A procuradora-geral sugeriu que a participação da Polícia Federal – prevista na nova portaria – nas inspeções realizadas por auditores do Ministério do Trabalho mantenha o atual caráter de escolta ao auditor fiscal do trabalho e tenha efetivo papel de polícia judiciária da União. “É importante que a Polícia Federal atue para, na condição de polícia judiciária, instaurar inquéritos, avaliar prisões em flagrante, colher depoimentos que podem garantir a punição deste crime que envergonha a todos”, enfatizou.
Recomendação – Nessa terça-feira (17), membros do Ministério Público Federal e do Ministério Público do Trabalho integrantes da Comissão Nacional para Erradicação do Trabalho Escravo (Conatrae), com apoio da Câmara Criminal do MPF (2CCR) e da Procuradoria Federal dos Direitos do Cidadão (PFDC), elaboraram recomendação para a revogação imediata da Portaria MTB Nº 1129/2017, sob o fundamento de que afronta o artigo 149 do Código Penal e as Convenções 29 e 105 da Organização Internacional do Trabalho (OIT).

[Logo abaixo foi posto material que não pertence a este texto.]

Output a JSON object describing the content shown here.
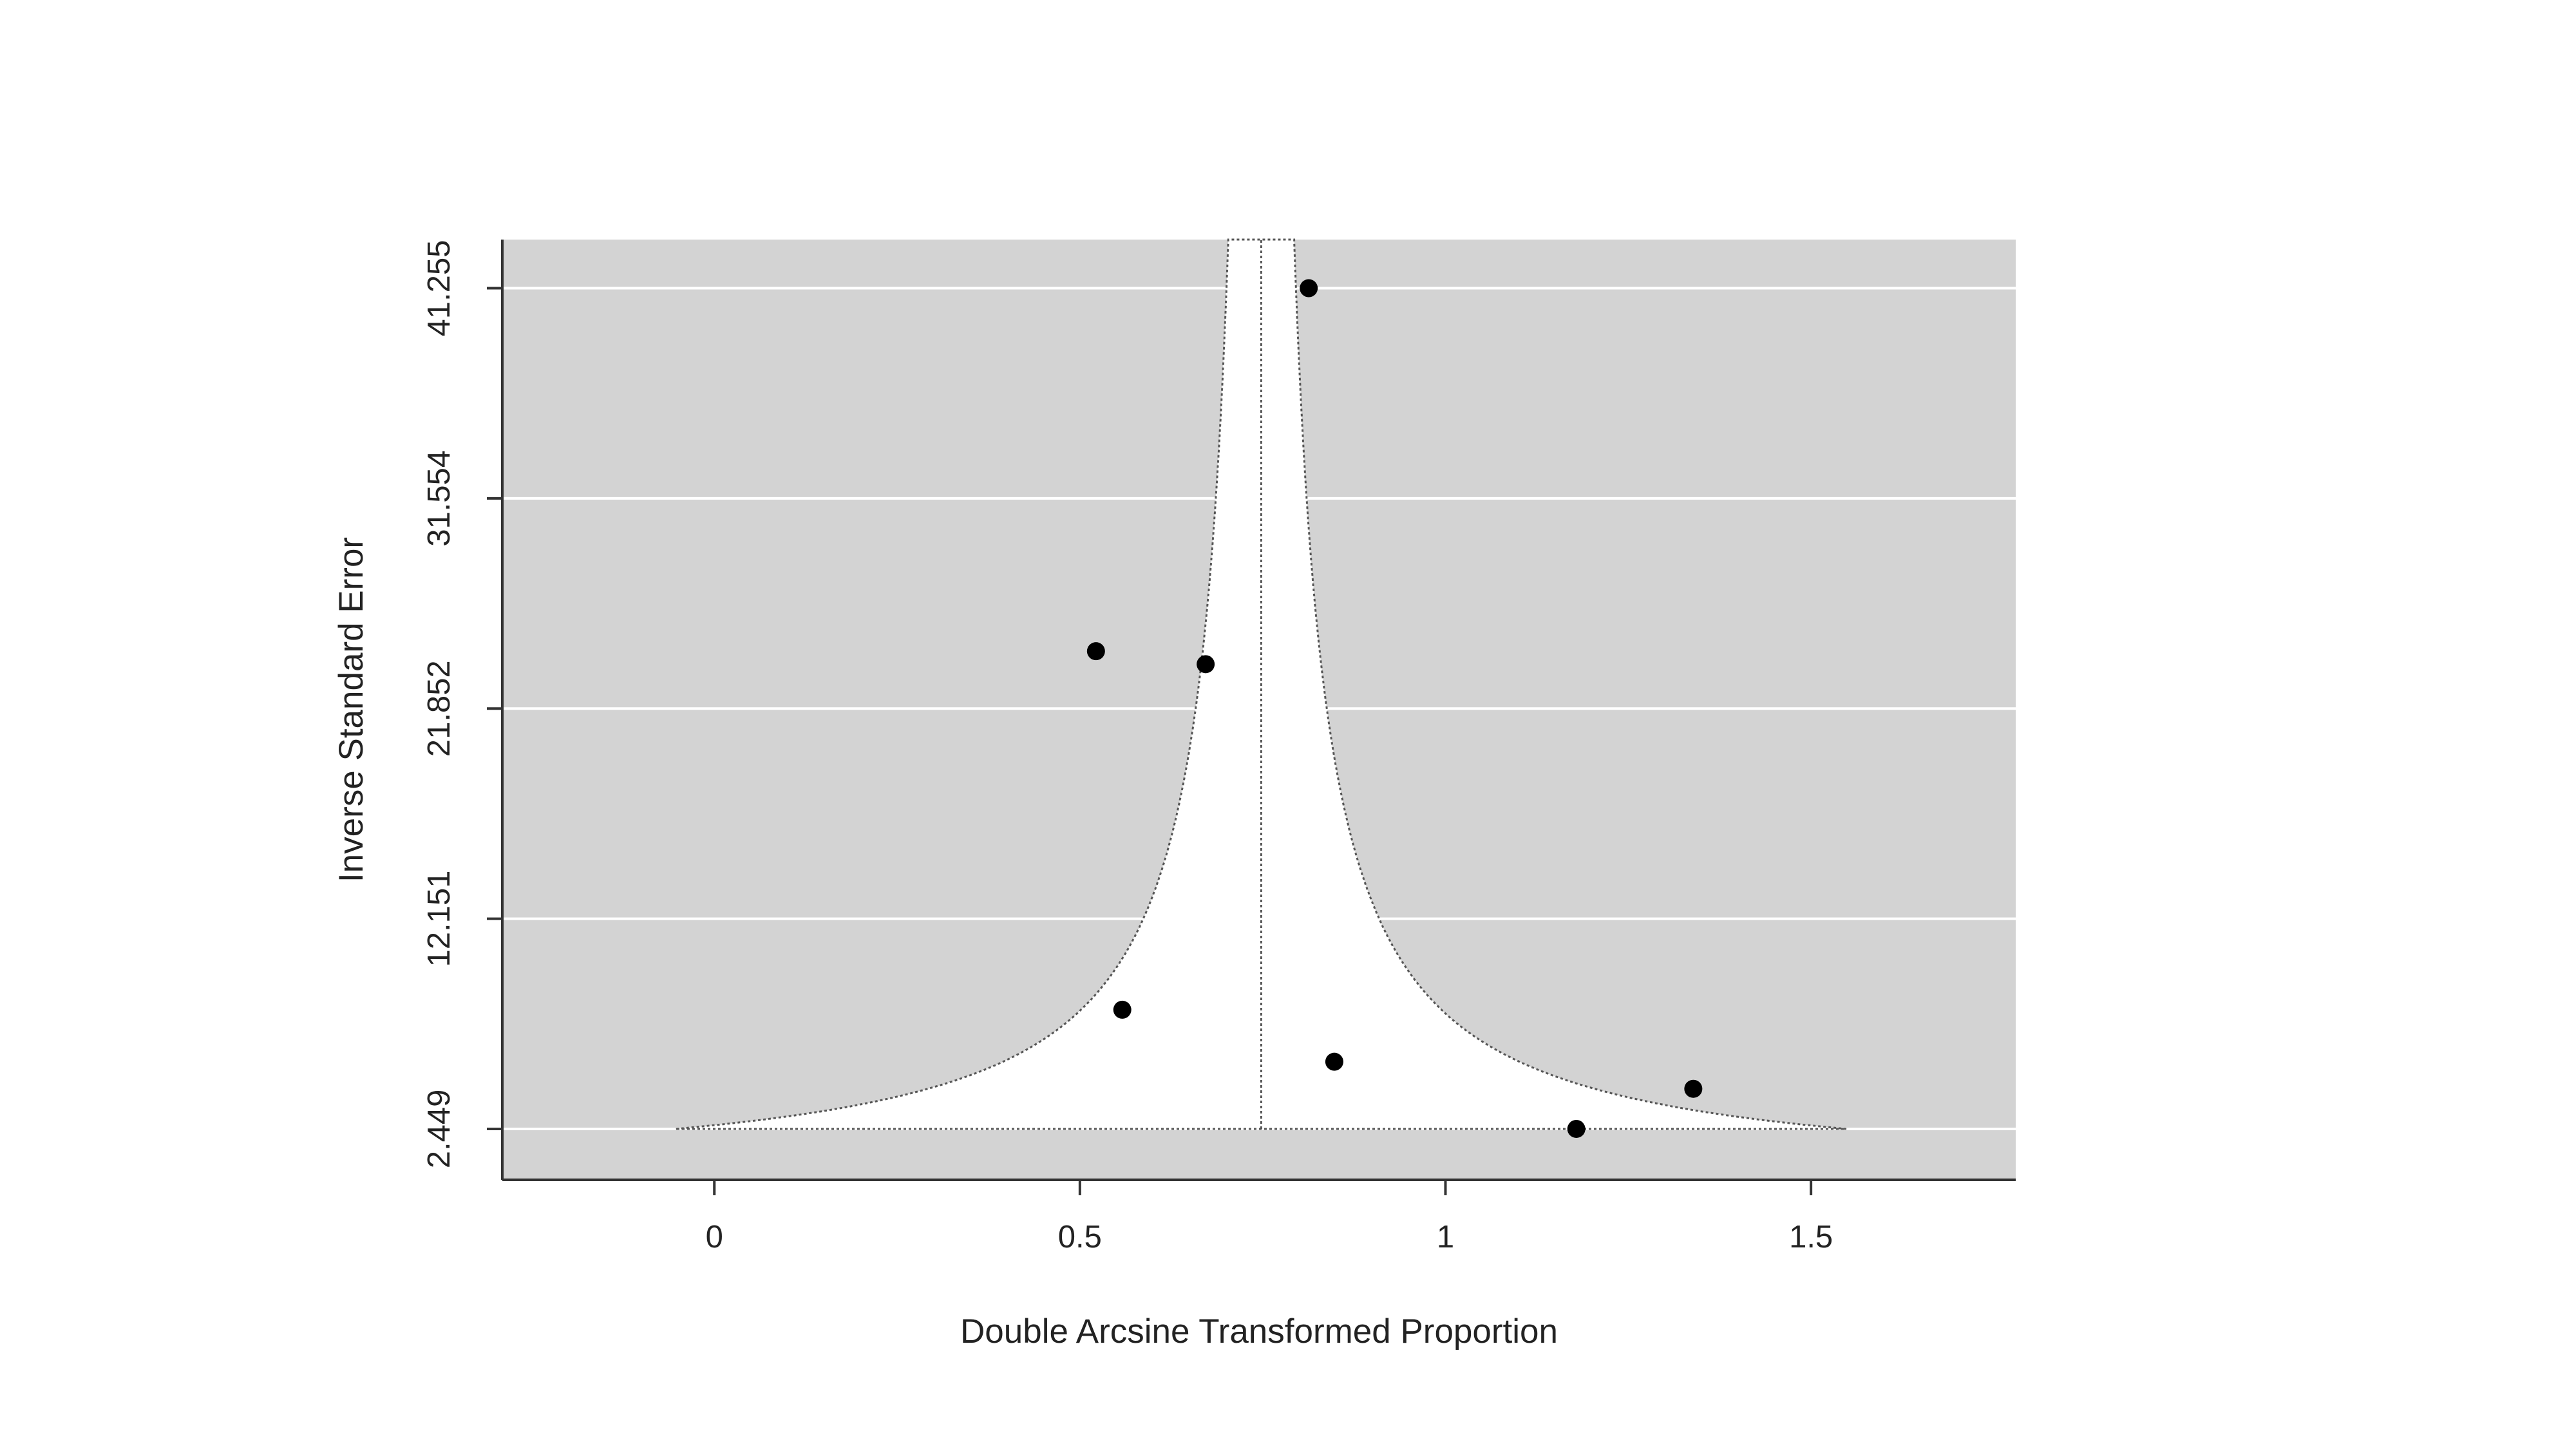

O documento, entregue em mãos pela procuradora-geral da República ao ministro do Trabalho, foi acompanhado de ofício em que Dodge acrescentou que o trabalho escravo viola a dignidade e não apenas a liberdade da pessoa humana. “É por esta razão que, ao adotar um conceito de trabalho escravo restrito à proteção da liberdade e não da dignidade humana, a Portaria nº 1129 fere a Constituição, que a garante em seus artigos 1º-III (ao estabelecer que a República tem por fundamento a dignidade da pessoa humana) e 170-caput (ao estabelecer que a ordem econômica tem por finalidade assegurar a todos existência digna e é fundada na valorização do trabalho humano)”, destacou a PGR.